Notably, Binet and Simon’s approach was first criticized by the Russian psychologist L.S. Vygotsky who made the distinction between “really developed mental functions” and “potentially developed human functions”. IQ tests measure mostly the former. Since Vygotsky many have had issues with IQ testing, most notably H. Gardner who suggested not one but seven different types of human intelligence including linguistic, musical, mathematical, etc.

Measuring machine IQ may stumble upon disputable definitions of “normalcy”. As machines develop further issues of cultural influence may also creep in. Will Japanese robots score higher marks because the Japanese culture is more robot-friendly?

An interesting approach for a universal test of machine intelligence has been proposed by Shane Legg and Marcus Hutter. Trying to measure machine intelligence in a pure and abstract form the two researchers have suggested measuring outcomes of intelligent agents’ performance in a probability game based on what strategies should yield the best results and the biggest rewards over time.

Their suggestion appears to be viable in the context already defined, namely that we must be satisfied with measuring rational outcomes only, and not ask the difficult “how” question. Sticking to AI objective 4 we can agree about defining “universal intelligence” for machines in terms of acting rationally only.

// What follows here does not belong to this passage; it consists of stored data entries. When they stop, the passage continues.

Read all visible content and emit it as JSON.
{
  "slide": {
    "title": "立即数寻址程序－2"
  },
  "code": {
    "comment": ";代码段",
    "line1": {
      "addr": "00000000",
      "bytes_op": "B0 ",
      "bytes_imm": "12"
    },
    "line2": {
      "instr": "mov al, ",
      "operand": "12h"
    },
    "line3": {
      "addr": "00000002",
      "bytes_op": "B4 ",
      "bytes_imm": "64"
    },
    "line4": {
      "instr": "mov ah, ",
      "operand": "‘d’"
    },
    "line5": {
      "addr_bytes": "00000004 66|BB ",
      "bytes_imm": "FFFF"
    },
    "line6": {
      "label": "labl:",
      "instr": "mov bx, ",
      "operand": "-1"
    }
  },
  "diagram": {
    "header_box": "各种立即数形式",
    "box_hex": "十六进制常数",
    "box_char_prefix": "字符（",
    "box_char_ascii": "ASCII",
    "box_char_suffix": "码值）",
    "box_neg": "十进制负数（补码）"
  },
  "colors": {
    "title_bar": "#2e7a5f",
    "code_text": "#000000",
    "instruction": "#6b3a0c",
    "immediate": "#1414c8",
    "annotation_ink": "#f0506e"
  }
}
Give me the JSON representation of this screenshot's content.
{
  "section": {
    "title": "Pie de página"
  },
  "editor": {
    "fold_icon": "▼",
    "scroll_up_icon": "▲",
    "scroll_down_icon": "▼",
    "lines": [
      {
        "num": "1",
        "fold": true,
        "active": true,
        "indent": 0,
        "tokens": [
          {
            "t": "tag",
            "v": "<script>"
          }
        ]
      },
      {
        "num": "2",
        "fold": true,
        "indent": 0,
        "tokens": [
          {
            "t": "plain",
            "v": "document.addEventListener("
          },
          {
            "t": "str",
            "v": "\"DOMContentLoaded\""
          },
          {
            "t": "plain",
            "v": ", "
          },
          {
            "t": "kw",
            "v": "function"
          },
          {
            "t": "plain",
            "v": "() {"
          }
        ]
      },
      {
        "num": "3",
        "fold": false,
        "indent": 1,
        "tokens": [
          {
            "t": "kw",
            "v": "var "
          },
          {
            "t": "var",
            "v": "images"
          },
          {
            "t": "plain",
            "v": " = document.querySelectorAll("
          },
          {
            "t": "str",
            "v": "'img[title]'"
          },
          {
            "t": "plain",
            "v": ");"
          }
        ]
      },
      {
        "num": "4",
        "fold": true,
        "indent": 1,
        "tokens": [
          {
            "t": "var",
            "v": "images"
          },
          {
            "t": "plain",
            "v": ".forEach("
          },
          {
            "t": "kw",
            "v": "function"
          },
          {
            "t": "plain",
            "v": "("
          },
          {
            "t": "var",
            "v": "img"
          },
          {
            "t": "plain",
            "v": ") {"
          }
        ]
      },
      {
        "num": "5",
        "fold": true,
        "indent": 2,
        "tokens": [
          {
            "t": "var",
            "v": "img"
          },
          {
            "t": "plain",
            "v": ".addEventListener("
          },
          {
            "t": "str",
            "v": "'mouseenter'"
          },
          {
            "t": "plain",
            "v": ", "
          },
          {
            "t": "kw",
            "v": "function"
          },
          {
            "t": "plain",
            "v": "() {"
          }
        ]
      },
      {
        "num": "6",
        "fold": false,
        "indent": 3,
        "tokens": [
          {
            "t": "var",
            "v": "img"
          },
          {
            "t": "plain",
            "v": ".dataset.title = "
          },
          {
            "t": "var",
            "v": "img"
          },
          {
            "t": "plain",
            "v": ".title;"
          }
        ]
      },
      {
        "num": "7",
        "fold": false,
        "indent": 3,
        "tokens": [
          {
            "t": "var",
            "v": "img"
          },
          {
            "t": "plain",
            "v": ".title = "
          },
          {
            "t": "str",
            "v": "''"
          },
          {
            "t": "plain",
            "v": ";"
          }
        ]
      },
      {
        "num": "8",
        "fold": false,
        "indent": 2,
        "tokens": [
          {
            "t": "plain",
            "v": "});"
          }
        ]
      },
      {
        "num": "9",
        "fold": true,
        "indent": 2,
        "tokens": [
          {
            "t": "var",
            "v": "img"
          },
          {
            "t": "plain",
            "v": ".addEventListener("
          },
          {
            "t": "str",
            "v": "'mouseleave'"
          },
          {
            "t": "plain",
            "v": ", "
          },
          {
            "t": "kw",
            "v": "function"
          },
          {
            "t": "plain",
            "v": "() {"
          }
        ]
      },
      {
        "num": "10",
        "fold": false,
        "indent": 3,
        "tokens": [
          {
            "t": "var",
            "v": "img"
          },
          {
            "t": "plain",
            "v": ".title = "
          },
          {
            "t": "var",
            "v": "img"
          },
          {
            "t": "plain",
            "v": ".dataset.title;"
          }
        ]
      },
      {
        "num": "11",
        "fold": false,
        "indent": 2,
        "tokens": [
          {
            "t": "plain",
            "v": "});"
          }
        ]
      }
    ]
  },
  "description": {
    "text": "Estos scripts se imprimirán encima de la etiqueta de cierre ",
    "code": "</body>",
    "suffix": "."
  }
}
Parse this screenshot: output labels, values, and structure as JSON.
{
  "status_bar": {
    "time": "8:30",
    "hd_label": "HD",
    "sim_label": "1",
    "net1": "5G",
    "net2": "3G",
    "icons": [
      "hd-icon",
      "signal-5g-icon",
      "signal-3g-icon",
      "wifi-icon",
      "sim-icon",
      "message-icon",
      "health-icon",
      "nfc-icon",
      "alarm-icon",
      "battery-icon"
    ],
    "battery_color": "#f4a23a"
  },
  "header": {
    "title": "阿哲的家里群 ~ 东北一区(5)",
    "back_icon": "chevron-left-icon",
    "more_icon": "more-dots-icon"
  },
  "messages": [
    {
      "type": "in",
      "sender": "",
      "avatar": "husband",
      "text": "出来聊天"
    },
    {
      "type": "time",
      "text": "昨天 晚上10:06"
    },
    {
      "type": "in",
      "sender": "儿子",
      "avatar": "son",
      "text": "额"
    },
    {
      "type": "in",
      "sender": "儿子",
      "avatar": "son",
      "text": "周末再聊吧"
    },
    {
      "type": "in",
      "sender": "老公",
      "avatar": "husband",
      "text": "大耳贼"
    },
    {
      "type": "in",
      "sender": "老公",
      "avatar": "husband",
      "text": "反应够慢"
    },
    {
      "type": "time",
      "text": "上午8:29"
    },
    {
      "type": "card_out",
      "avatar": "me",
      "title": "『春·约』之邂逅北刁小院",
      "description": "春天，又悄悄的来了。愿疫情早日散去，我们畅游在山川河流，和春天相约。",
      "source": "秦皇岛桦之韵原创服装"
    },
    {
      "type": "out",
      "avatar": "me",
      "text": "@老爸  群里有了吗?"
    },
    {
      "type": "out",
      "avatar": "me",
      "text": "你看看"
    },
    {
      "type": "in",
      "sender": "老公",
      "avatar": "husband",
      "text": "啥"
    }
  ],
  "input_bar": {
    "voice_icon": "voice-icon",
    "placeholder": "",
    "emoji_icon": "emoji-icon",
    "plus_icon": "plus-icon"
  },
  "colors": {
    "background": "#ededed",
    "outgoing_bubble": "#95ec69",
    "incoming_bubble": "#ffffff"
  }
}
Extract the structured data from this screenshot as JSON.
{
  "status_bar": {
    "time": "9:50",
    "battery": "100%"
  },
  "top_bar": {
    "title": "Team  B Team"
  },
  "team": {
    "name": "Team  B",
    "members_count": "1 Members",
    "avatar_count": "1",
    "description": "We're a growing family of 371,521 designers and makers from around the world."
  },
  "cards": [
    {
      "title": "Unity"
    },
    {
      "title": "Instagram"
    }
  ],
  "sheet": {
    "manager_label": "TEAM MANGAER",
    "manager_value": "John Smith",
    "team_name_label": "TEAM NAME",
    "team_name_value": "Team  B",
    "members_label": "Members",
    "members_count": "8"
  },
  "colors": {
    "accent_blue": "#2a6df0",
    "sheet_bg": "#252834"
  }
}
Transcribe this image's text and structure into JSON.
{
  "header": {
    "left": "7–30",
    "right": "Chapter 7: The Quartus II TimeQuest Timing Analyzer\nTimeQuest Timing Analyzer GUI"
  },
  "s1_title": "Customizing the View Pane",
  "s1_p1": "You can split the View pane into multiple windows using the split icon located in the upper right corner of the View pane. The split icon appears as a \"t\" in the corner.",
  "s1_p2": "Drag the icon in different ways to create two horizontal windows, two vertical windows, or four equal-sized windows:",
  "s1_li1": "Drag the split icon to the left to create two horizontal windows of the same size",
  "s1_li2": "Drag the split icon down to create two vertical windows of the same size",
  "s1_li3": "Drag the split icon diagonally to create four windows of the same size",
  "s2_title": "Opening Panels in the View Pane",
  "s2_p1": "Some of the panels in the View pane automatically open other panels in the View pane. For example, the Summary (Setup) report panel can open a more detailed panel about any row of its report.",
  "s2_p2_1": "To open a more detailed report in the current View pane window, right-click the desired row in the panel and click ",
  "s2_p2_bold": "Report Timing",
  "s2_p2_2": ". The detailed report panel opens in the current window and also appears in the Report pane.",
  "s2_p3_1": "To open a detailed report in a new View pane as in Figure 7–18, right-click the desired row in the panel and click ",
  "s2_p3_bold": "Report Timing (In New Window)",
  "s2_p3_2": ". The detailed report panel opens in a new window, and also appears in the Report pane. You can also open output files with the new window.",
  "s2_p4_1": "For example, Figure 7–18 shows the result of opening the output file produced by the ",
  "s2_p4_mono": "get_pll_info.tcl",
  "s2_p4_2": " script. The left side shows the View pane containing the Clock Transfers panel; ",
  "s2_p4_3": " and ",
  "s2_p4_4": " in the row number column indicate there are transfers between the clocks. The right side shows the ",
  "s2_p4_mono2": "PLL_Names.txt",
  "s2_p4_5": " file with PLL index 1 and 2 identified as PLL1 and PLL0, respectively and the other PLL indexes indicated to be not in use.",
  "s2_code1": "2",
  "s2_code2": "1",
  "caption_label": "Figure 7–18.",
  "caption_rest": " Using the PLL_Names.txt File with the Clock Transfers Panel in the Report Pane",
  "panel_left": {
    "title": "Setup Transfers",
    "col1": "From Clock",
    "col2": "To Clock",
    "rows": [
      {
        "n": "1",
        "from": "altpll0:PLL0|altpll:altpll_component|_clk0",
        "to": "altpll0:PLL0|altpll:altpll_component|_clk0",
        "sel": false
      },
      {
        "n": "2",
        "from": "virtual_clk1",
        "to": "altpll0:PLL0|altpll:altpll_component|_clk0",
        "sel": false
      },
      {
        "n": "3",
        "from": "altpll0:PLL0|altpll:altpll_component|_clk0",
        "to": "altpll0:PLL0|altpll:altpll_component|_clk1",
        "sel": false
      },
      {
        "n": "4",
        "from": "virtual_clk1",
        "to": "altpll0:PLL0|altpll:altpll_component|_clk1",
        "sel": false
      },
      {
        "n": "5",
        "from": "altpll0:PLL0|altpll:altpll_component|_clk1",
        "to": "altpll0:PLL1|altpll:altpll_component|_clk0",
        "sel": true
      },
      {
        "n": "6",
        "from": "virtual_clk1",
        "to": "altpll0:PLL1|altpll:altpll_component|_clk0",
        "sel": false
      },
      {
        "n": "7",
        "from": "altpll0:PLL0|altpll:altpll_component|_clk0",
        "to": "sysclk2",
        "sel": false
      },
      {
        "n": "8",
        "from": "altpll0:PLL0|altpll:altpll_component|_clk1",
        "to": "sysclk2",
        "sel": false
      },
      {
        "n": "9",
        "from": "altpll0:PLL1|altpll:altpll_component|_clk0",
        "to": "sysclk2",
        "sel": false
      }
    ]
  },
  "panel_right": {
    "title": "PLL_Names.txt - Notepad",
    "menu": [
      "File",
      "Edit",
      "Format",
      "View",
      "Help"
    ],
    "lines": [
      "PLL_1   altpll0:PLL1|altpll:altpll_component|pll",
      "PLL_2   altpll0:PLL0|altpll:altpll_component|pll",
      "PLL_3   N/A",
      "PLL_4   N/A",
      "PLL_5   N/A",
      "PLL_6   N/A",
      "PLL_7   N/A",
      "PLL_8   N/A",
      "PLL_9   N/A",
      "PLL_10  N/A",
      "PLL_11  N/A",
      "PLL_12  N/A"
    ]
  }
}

Their proposition encapsulates an evolutionary dimension too: living creatures tend to seek rewards (food, mates, authority) while seeking the best strategies over time. Applying Legg and Hutter’s probability game at various stages of development in machine intelligence one can compare various machines now, as well as monitor the development of machines over time. If you worry about machines becoming more “intelligent” than humans in the future Legg and Hutter’s measurements should provide ample warning for the forthcoming “Singularity”.
Reference: Shane Lee and Marcus Hutter, Universal Intelligence: a definition of machine intelligence, work supported by NSF grant 200020-107616.